Matteo Bandello (French: Mathieu Bandel; c. 1480 – 1562) was an Italian writer, mostly known for his novellas.

Matteo Bandello was born at Castelnuovo Scrivia, near Tortona (current Piedmont), c. 1480. He received a good education, and entered the church, but does not seem to have been very interested in theology. For many years he lived at Mantua and Castel Goffredo, and superintended the education of the celebrated Lucrezia Gonzaga, in whose honour he composed a long poem. The decisive Battle of Pavia, as a result of which Lombardy was taken by the emperor, compelled Bandello to flee; his house at Milan was burnt and his property confiscated. He took refuge with Cesare Fregoso, an Italian general in the French service, whom he accompanied into France.

He was later raised to the bishopric of Agen, a town in which he resided for many years before his death in 1562. Bandello wrote a number of poems, but his fame rests entirely on his extensive collection of Novelle, or tales (1554, 1573), which have been extremely popular. They belong to the same genre as Boccaccio’s Decameron and Marguerite de Navarre’s Heptameron. The common origin of them all is to be found in the old French fabliaux, though some well-known tales are evidently Eastern, and others classical. Bandello’s novellas are thought the best of those written in imitation of the Decameron, though Italian critics find fault with them for negligence and inelegance of style.
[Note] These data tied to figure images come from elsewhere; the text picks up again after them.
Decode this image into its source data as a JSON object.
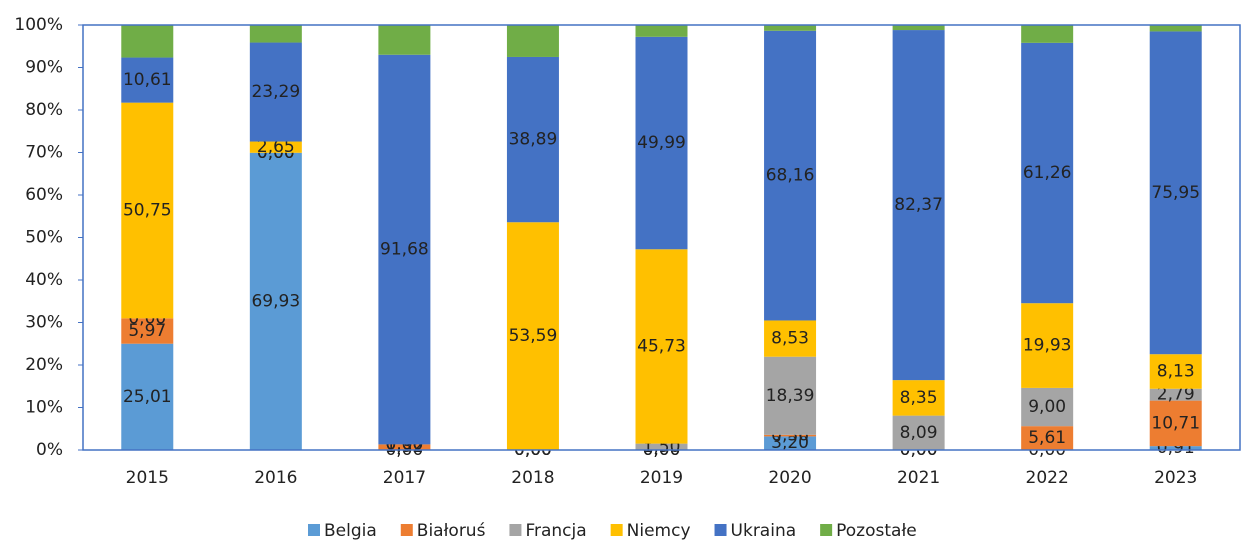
{
  "chart_data": {
    "type": "bar",
    "stacked": true,
    "categories": [
      "2015",
      "2016",
      "2017",
      "2018",
      "2019",
      "2020",
      "2021",
      "2022",
      "2023"
    ],
    "series": [
      {
        "name": "Belgia",
        "color": "#5b9bd5",
        "values": [
          25.01,
          69.93,
          0.0,
          0.0,
          0.0,
          3.2,
          0.0,
          0.0,
          0.91
        ],
        "value_labels": [
          "25,01",
          "69,93",
          "0,00",
          "0,00",
          "0,00",
          "3,20",
          "0,00",
          "0,00",
          "0,91"
        ]
      },
      {
        "name": "Białoruś",
        "color": "#ed7d31",
        "values": [
          5.97,
          0.0,
          1.32,
          0.0,
          0.0,
          0.36,
          0.0,
          5.61,
          10.71
        ],
        "value_labels": [
          "5,97",
          "0,00",
          "1,32",
          "0,00",
          "0,00",
          "0,36",
          "0,00",
          "5,61",
          "10,71"
        ]
      },
      {
        "name": "Francja",
        "color": "#a5a5a5",
        "values": [
          0.0,
          0.0,
          0.0,
          0.0,
          1.5,
          18.39,
          8.09,
          9.0,
          2.79
        ],
        "value_labels": [
          "0,00",
          "0,00",
          "0,00",
          "0,00",
          "1,50",
          "18,39",
          "8,09",
          "9,00",
          "2,79"
        ]
      },
      {
        "name": "Niemcy",
        "color": "#ffc000",
        "values": [
          50.75,
          2.65,
          0.0,
          53.59,
          45.73,
          8.53,
          8.35,
          19.93,
          8.13
        ],
        "value_labels": [
          "50,75",
          "2,65",
          "0,00",
          "53,59",
          "45,73",
          "8,53",
          "8,35",
          "19,93",
          "8,13"
        ]
      },
      {
        "name": "Ukraina",
        "color": "#4472c4",
        "values": [
          10.61,
          23.29,
          91.68,
          38.89,
          49.99,
          68.16,
          82.37,
          61.26,
          75.95
        ],
        "value_labels": [
          "10,61",
          "23,29",
          "91,68",
          "38,89",
          "49,99",
          "68,16",
          "82,37",
          "61,26",
          "75,95"
        ]
      },
      {
        "name": "Pozostałe",
        "color": "#70ad47",
        "values": [
          7.66,
          4.13,
          7.0,
          7.52,
          2.78,
          1.36,
          1.19,
          4.2,
          1.51
        ]
      }
    ],
    "ylim": [
      0,
      100
    ],
    "yticks": [
      {
        "value": 0,
        "label": "0%"
      },
      {
        "value": 10,
        "label": "10%"
      },
      {
        "value": 20,
        "label": "20%"
      },
      {
        "value": 30,
        "label": "30%"
      },
      {
        "value": 40,
        "label": "40%"
      },
      {
        "value": 50,
        "label": "50%"
      },
      {
        "value": 60,
        "label": "60%"
      },
      {
        "value": 70,
        "label": "70%"
      },
      {
        "value": 80,
        "label": "80%"
      },
      {
        "value": 90,
        "label": "90%"
      },
      {
        "value": 100,
        "label": "100%"
      }
    ],
    "legend": "bottom"
  }
}
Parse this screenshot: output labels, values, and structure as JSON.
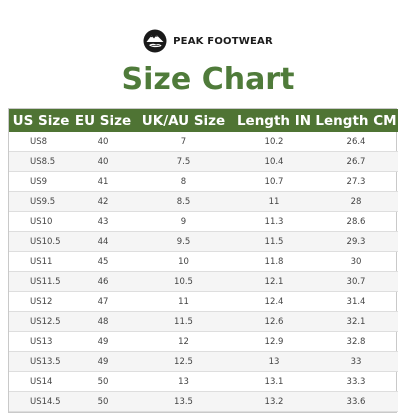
{
  "brand": {
    "name": "PEAK FOOTWEAR",
    "logo_icon": "mountain-shoe-emblem-icon"
  },
  "title": "Size Chart",
  "colors": {
    "title": "#4f7b3a",
    "header_bg": "#4f7434",
    "header_text": "#ffffff",
    "row_alt": "#f5f5f5"
  },
  "table": {
    "headers": [
      "US Size",
      "EU Size",
      "UK/AU Size",
      "Length IN",
      "Length CM"
    ],
    "rows": [
      [
        "US8",
        "40",
        "7",
        "10.2",
        "26.4"
      ],
      [
        "US8.5",
        "40",
        "7.5",
        "10.4",
        "26.7"
      ],
      [
        "US9",
        "41",
        "8",
        "10.7",
        "27.3"
      ],
      [
        "US9.5",
        "42",
        "8.5",
        "11",
        "28"
      ],
      [
        "US10",
        "43",
        "9",
        "11.3",
        "28.6"
      ],
      [
        "US10.5",
        "44",
        "9.5",
        "11.5",
        "29.3"
      ],
      [
        "US11",
        "45",
        "10",
        "11.8",
        "30"
      ],
      [
        "US11.5",
        "46",
        "10.5",
        "12.1",
        "30.7"
      ],
      [
        "US12",
        "47",
        "11",
        "12.4",
        "31.4"
      ],
      [
        "US12.5",
        "48",
        "11.5",
        "12.6",
        "32.1"
      ],
      [
        "US13",
        "49",
        "12",
        "12.9",
        "32.8"
      ],
      [
        "US13.5",
        "49",
        "12.5",
        "13",
        "33"
      ],
      [
        "US14",
        "50",
        "13",
        "13.1",
        "33.3"
      ],
      [
        "US14.5",
        "50",
        "13.5",
        "13.2",
        "33.6"
      ]
    ]
  }
}
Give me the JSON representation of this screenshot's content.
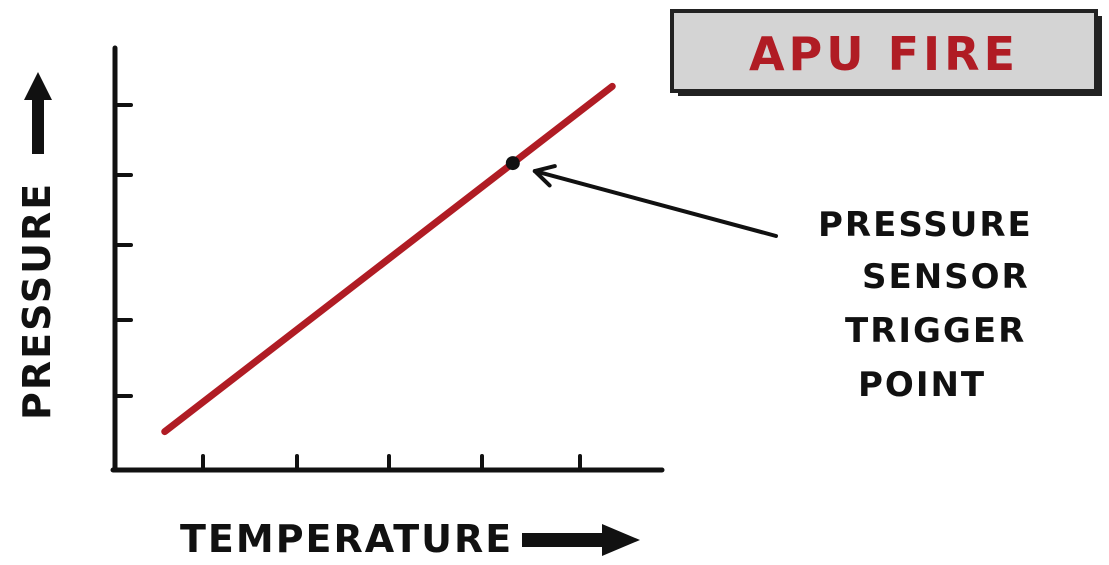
{
  "title_box": {
    "label": "APU FIRE",
    "fill_color": "#d4d4d4",
    "text_color": "#b01c24"
  },
  "chart_data": {
    "type": "line",
    "title": "",
    "xlabel": "TEMPERATURE",
    "ylabel": "PRESSURE",
    "x_ticks": 5,
    "y_ticks": 5,
    "series": [
      {
        "x": [
          0.1,
          1.0
        ],
        "y": [
          0.1,
          1.0
        ],
        "color": "#b01c24"
      }
    ],
    "annotation": {
      "text_lines": [
        "PRESSURE",
        "SENSOR",
        "TRIGGER",
        "POINT"
      ],
      "x": 0.8,
      "y": 0.8
    },
    "xlim": [
      0,
      1.1
    ],
    "ylim": [
      0,
      1.1
    ],
    "grid": false
  }
}
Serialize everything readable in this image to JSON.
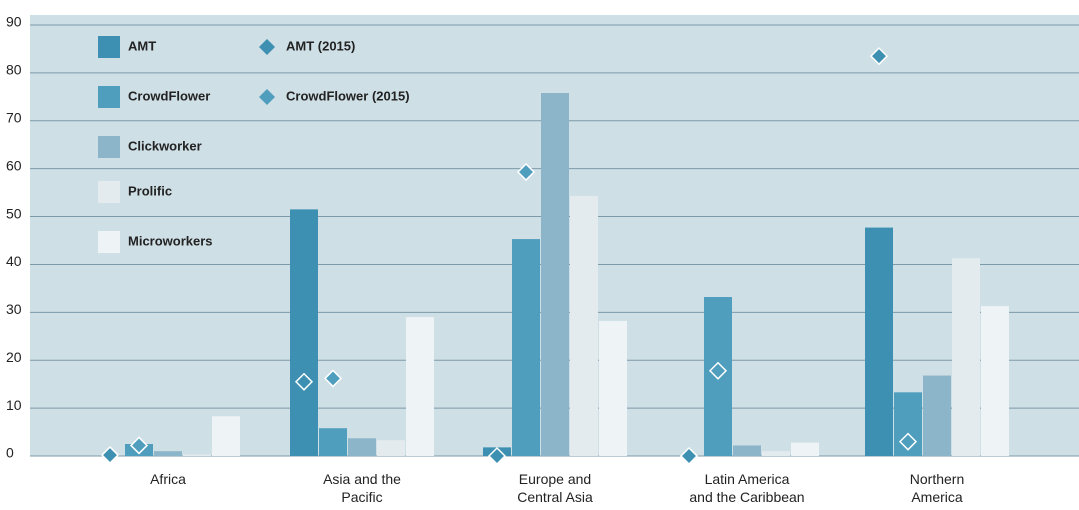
{
  "chart_data": {
    "type": "bar",
    "categories": [
      "Africa",
      "Asia and the\nPacific",
      "Europe and\nCentral Asia",
      "Latin America\nand the Caribbean",
      "Northern\nAmerica"
    ],
    "series": [
      {
        "name": "AMT",
        "color": "#3d90b1",
        "values": [
          0,
          51.5,
          1.8,
          0,
          47.7
        ]
      },
      {
        "name": "CrowdFlower",
        "color": "#509ebd",
        "values": [
          2.5,
          5.8,
          45.3,
          33.2,
          13.3
        ]
      },
      {
        "name": "Clickworker",
        "color": "#8db5c9",
        "values": [
          1,
          3.7,
          75.8,
          2.2,
          16.8
        ]
      },
      {
        "name": "Prolific",
        "color": "#e3ebef",
        "values": [
          0.3,
          3.3,
          54.3,
          1,
          41.3
        ]
      },
      {
        "name": "Microworkers",
        "color": "#eef3f6",
        "values": [
          8.3,
          29,
          28.2,
          2.8,
          31.3
        ]
      }
    ],
    "markers": [
      {
        "name": "AMT (2015)",
        "color": "#3d90b1",
        "type": "diamond",
        "values": [
          0.2,
          15.5,
          0,
          0,
          83.5
        ]
      },
      {
        "name": "CrowdFlower (2015)",
        "color": "#509ebd",
        "type": "diamond",
        "values": [
          2.2,
          16.2,
          59.3,
          17.8,
          3
        ]
      }
    ],
    "ylim": [
      0,
      90
    ],
    "yticks": [
      0,
      10,
      20,
      30,
      40,
      50,
      60,
      70,
      80,
      90
    ],
    "grid": true,
    "legend": "upper left"
  }
}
The stories on which William Shakespeare based several of his plays (Much Ado about Nothing, Romeo and Juliet and Twelfth Night in particular) were supplied by Bandello, probably through Belleforest and Pierre Boaistuau whose stories were later translated into English by William Paynter and included in his The Palace of Pleasure. Another of his stories includes "The countess of Cellant", a distortion of Challand, a northwest region of Italy.